Proving memory safety of C programs

Henny Sipma, Kestrel Technology, LLC

Heartbleed demonstrated that lack of memory safety is still a problem. Bug finders have made large strides in recent years, but they are not exhaustive and memory corruptionn vulnerabilities continue to be exploited today at large scale. In this talk we present a mathematical approach for analyzing C source code that has the ability to provide full assurance for memory safety. The methodology takes the C standard as its specification and creates proof obligations that assert the necessary preconditions for safe execution for all language constructs that can lead to undefined behavior. Proofs of these proof obligations provide explicit and auditable evidence of full memory safety.

The methodology has been implemented in the KT Advance Analyzer and has been applied to more than a million lines of open-source C code. We discuss the challenges of the last mile in reaching 100% proof obligation discharge for legacy code, the opportunities for improving analyzability of new projects and the side benefits of enhanced maintainability and automatic generation of API documentation that the methodology offers.

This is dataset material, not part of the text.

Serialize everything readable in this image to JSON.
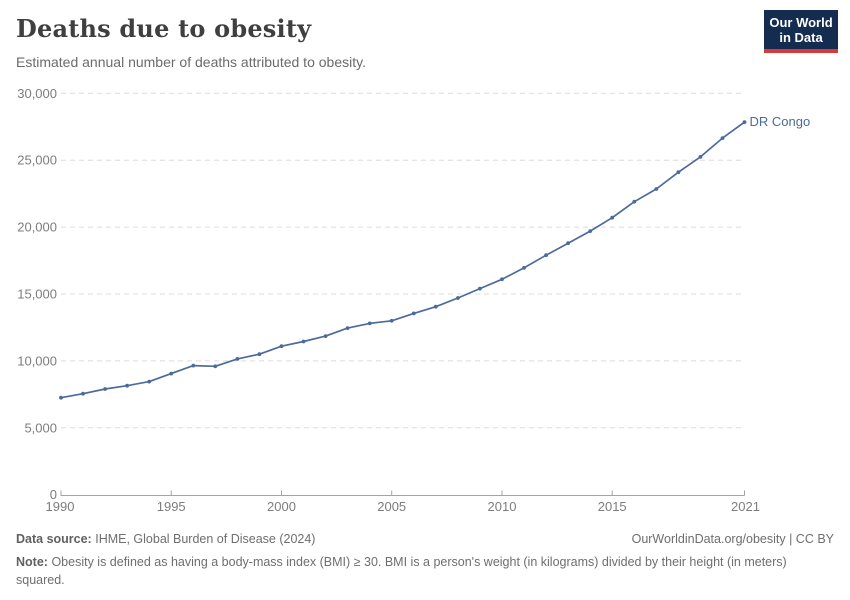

Download this presentation

About Henny Sipma

Henny Sipma is CTO of Kestrel Technology, a small company that specializes in sound static analysis of source and binary code based on the theory of abstract interpretation. Henny has been working in the area of formal methods and program analysis for 25 years, both in academia, where she co-authored more than 50 conference and journal papers on program analysis, and in industry. She is the lead designer and developer of KT Advance. She holds a PhD in computer science from Stanford University.